Friends are rare, I thought, but didn’t say it, friends you can stick with and who stick with you whatever happens. But what makes friendship? How does it work? What makes one person know that another person is a person you can rely on, call on, talk to? Is it understanding that whatever you say will be understood, or is it wanting for your friend what you want for yourself? I wanted Spike to have what I had, I wanted him to have a job he liked, a girlfriend with a beautiful back and beautiful eyes, and I wanted him to be free of stupid ideas. Being able to say anything to a friend is another good sign of having a real friend, and I suppose if that’s the truth then Spike wasn’t as real a friend as he could be. Because there were things I couldn’t say to him, deep things you might hear people say to each other in a book or a film.
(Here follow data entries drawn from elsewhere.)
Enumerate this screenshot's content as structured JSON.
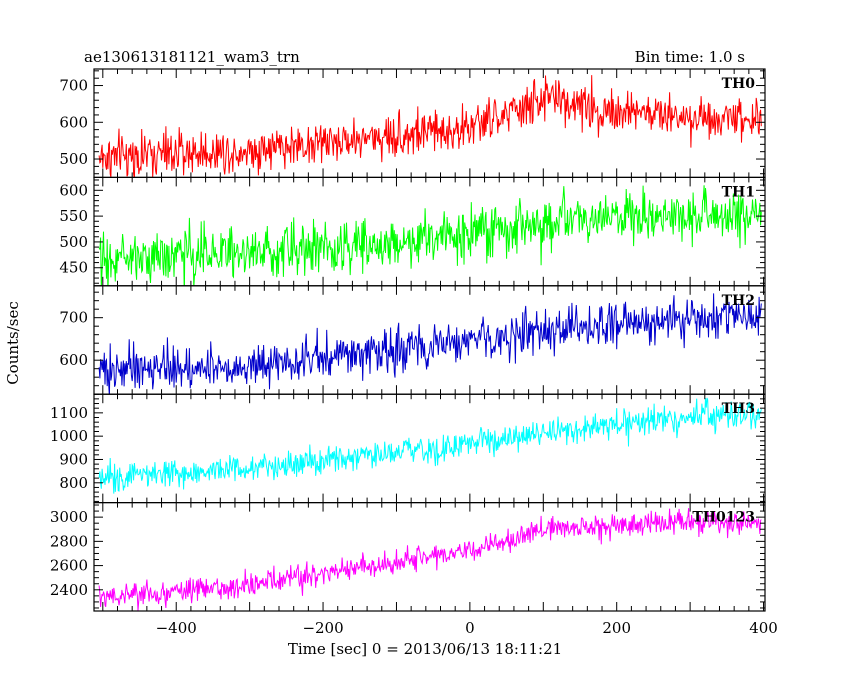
{
  "chart_data": {
    "type": "line",
    "title_left": "ae130613181121_wam3_trn",
    "title_right": "Bin time: 1.0 s",
    "xlabel": "Time [sec] 0 = 2013/06/13 18:11:21",
    "ylabel": "Counts/sec",
    "xlim": [
      -512,
      402
    ],
    "x_ticks": [
      -400,
      -200,
      0,
      200,
      400
    ],
    "x_tick_labels": [
      "−400",
      "−200",
      "0",
      "200",
      "400"
    ],
    "x_range": [
      -505,
      397
    ],
    "bin_time": 1.0,
    "grid": false,
    "panels": [
      {
        "name": "TH0",
        "color": "#ff0000",
        "ylim": [
          450,
          745
        ],
        "y_ticks": [
          500,
          600,
          700
        ],
        "y_minor_step": 20,
        "trend_x": [
          -505,
          -300,
          -100,
          0,
          50,
          110,
          150,
          200,
          300,
          397
        ],
        "trend_y": [
          505,
          525,
          565,
          585,
          620,
          670,
          645,
          630,
          615,
          615
        ],
        "noise_sd": 30
      },
      {
        "name": "TH1",
        "color": "#00ff00",
        "ylim": [
          415,
          625
        ],
        "y_ticks": [
          450,
          500,
          550,
          600
        ],
        "y_minor_step": 10,
        "trend_x": [
          -505,
          -300,
          -100,
          0,
          100,
          200,
          300,
          397
        ],
        "trend_y": [
          465,
          482,
          500,
          515,
          535,
          545,
          550,
          555
        ],
        "noise_sd": 25
      },
      {
        "name": "TH2",
        "color": "#0000cc",
        "ylim": [
          520,
          775
        ],
        "y_ticks": [
          600,
          700
        ],
        "y_minor_step": 20,
        "trend_x": [
          -505,
          -300,
          -100,
          0,
          100,
          200,
          300,
          397
        ],
        "trend_y": [
          575,
          590,
          625,
          645,
          665,
          680,
          695,
          705
        ],
        "noise_sd": 25
      },
      {
        "name": "TH3",
        "color": "#00ffff",
        "ylim": [
          715,
          1180
        ],
        "y_ticks": [
          800,
          900,
          1000,
          1100
        ],
        "y_minor_step": 20,
        "trend_x": [
          -505,
          -300,
          -100,
          0,
          100,
          200,
          300,
          397
        ],
        "trend_y": [
          830,
          860,
          920,
          970,
          1010,
          1050,
          1080,
          1095
        ],
        "noise_sd": 30
      },
      {
        "name": "TH0123",
        "color": "#ff00ff",
        "ylim": [
          2225,
          3120
        ],
        "y_ticks": [
          2400,
          2600,
          2800,
          3000
        ],
        "y_minor_step": 50,
        "trend_x": [
          -505,
          -400,
          -300,
          -200,
          -100,
          0,
          50,
          100,
          200,
          300,
          397
        ],
        "trend_y": [
          2340,
          2380,
          2430,
          2530,
          2640,
          2720,
          2800,
          2900,
          2930,
          2960,
          2965
        ],
        "noise_sd": 50
      }
    ]
  }
}
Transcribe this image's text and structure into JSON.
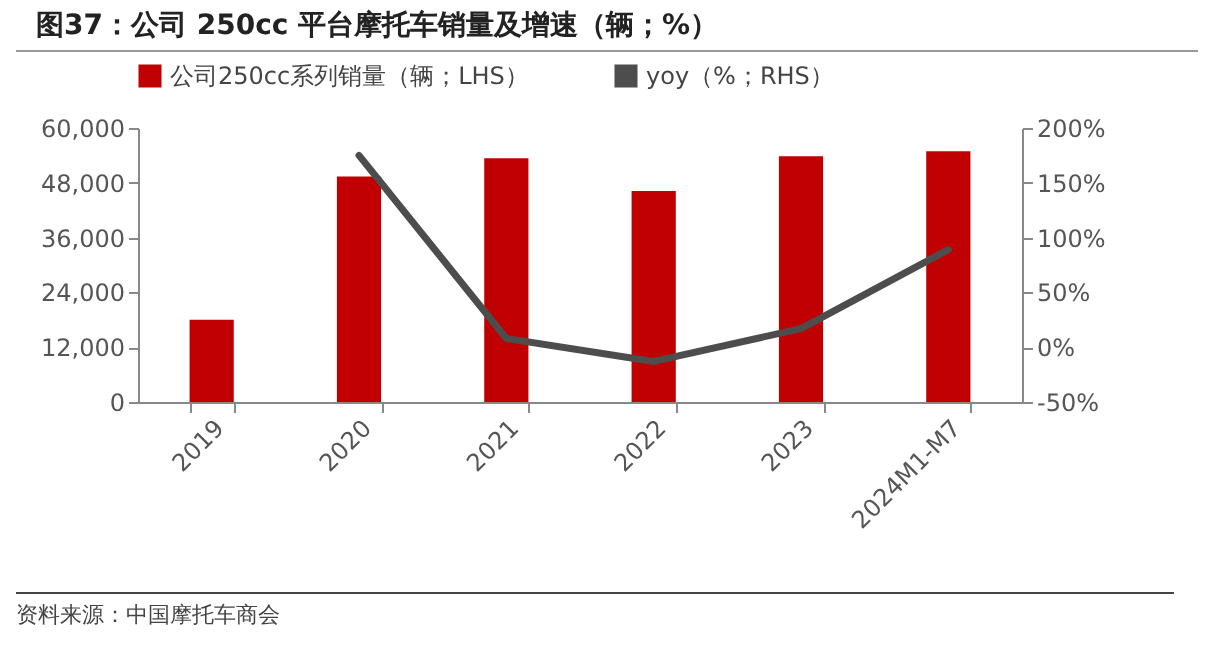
{
  "chart_data": {
    "type": "bar",
    "title": "图37：公司 250cc 平台摩托车销量及增速（辆；%）",
    "categories": [
      "2019",
      "2020",
      "2021",
      "2022",
      "2023",
      "2024M1-M7"
    ],
    "series": [
      {
        "name": "公司250cc系列销量（辆；LHS）",
        "color": "#c00000",
        "values": [
          18000,
          49400,
          53400,
          46200,
          53800,
          54900
        ]
      },
      {
        "name": "yoy（%；RHS）",
        "type": "line",
        "axis": "y2",
        "color": "#4d4d4d",
        "values": [
          null,
          175,
          8,
          -13,
          17,
          89
        ]
      }
    ],
    "ylim": [
      0,
      60000
    ],
    "yticks": [
      {
        "value": 0,
        "label": "0"
      },
      {
        "value": 12000,
        "label": "12,000"
      },
      {
        "value": 24000,
        "label": "24,000"
      },
      {
        "value": 36000,
        "label": "36,000"
      },
      {
        "value": 48000,
        "label": "48,000"
      },
      {
        "value": 60000,
        "label": "60,000"
      }
    ],
    "y2lim": [
      -50,
      200
    ],
    "y2ticks": [
      {
        "value": -50,
        "label": "-50%"
      },
      {
        "value": 0,
        "label": "0%"
      },
      {
        "value": 50,
        "label": "50%"
      },
      {
        "value": 100,
        "label": "100%"
      },
      {
        "value": 150,
        "label": "150%"
      },
      {
        "value": 200,
        "label": "200%"
      }
    ],
    "legend": "top",
    "grid": false,
    "annotations": [
      "资料来源：中国摩托车商会"
    ]
  }
}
But I don’t think you should ever think that something you hear in a book or a film has anything to do with real life. Books and films are false things. They come from imagination, the air of a different planet. And once Spike had said, “Thanks…” there wasn’t much more to say. So we sat for ten minutes, talked about how The Globe was as good a pub as you could visit and how when we thought about it, school wasn’t as bad as we thought it was when we were there. Things we could agree about, things that could remind us that there was a good world out there, things that were straight and easy, and when we’d finished talking about these things, I stood up, put my hand on his shoulder, reminded him that I was going to make everything go away and he was to do nothing, left him at his table and rode back to Ashbrittle.